Hunter S.Thompson #2 – Hey Rube (2004)
Voler tracciare un profilo esaustivo di Hunter S. Thompson è un po’come voler rinchiudere dei selvaggi mustang dentro un recinto con la pretesa di domarli ad ogni costo: è praticamente cosa inutile e impossibile.
Hunter S. Thompson prima ancora di essere uno scrittore impossibile da classificare sotto un determinato genere letterario – sempre ammesso che esistano davvero i generi letterari – era un giornalista sportivo, divenuto tale nel momento in cui nel lontano 1958 vide la finale di football tra i New York Giants e gli Indianapolis Colts e che attraverso il suo sguardo arguto e la sua penna ironica, sarcastica e disincantata diede vita ad uno stile di scrittura innovativo e assolutamente unico nel suo genere chiamato Gonzo Journalism e costituito da giornalismo convenzionale, artifici narrativi e impressioni personali, sempre utile per fornire un’informazione reale e libertaria ma soprattutto un punto di vista personale e originale su avvenimenti e situazioni.
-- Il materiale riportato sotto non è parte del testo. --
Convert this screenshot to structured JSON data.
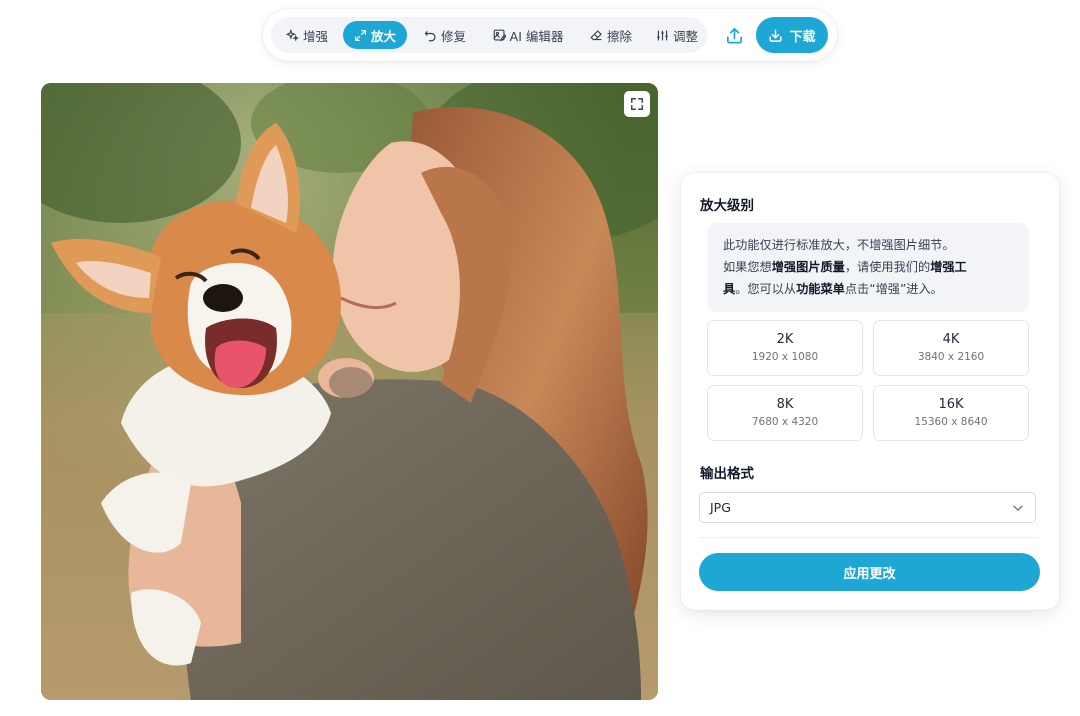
{
  "toolbar": {
    "tools": [
      {
        "label": "增强",
        "icon": "sparkle-icon"
      },
      {
        "label": "放大",
        "icon": "expand-arrows-icon",
        "active": true
      },
      {
        "label": "修复",
        "icon": "undo-icon"
      },
      {
        "label": "AI 编辑器",
        "icon": "image-edit-icon"
      },
      {
        "label": "擦除",
        "icon": "eraser-icon"
      },
      {
        "label": "调整",
        "icon": "sliders-icon"
      }
    ],
    "upload_icon": "upload-icon",
    "download_label": "下载",
    "download_icon": "download-icon"
  },
  "photo": {
    "fullscreen_icon": "fullscreen-icon"
  },
  "panel": {
    "zoom_title": "放大级别",
    "info": {
      "line1": "此功能仅进行标准放大，不增强图片细节。",
      "line2_pre": "如果您想",
      "line2_bold1": "增强图片质量",
      "line2_mid": "，请使用我们的",
      "line2_bold2": "增强工",
      "line3_bold": "具",
      "line3_mid": "。您可以从",
      "line3_bold2": "功能菜单",
      "line3_post": "点击“增强”进入。"
    },
    "resolutions": [
      {
        "label": "2K",
        "size": "1920 x 1080"
      },
      {
        "label": "4K",
        "size": "3840 x 2160"
      },
      {
        "label": "8K",
        "size": "7680 x 4320"
      },
      {
        "label": "16K",
        "size": "15360 x 8640"
      }
    ],
    "format_title": "输出格式",
    "format_value": "JPG",
    "apply_label": "应用更改"
  },
  "colors": {
    "accent": "#1ea7d5",
    "tool_group_bg": "#f2f4f7",
    "card_border": "#e3e6ea"
  }
}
E forse, nessuna opera meglio di Hey Rube – che prende il nome da un’espressione coniata negli anni Sessanta dai gruppi di giostrai truffaldini che così chiamavano gli stolti da derubare- tende ad evidenziare le caratteristiche tipiche della scrittura di questo eccentrico personaggio proveniente dal Kentucky, sia perché raccoglie al suo interno ben 83 articoli molto disparati fra loro e selezionati fra tutti quelli pubblicati nella sua omonima rubrica tenuta sul portale di Espn e sia perché la sua data di pubblicazione coincide con uno dei periodi più cupi e oscuri dell’America contemporanea.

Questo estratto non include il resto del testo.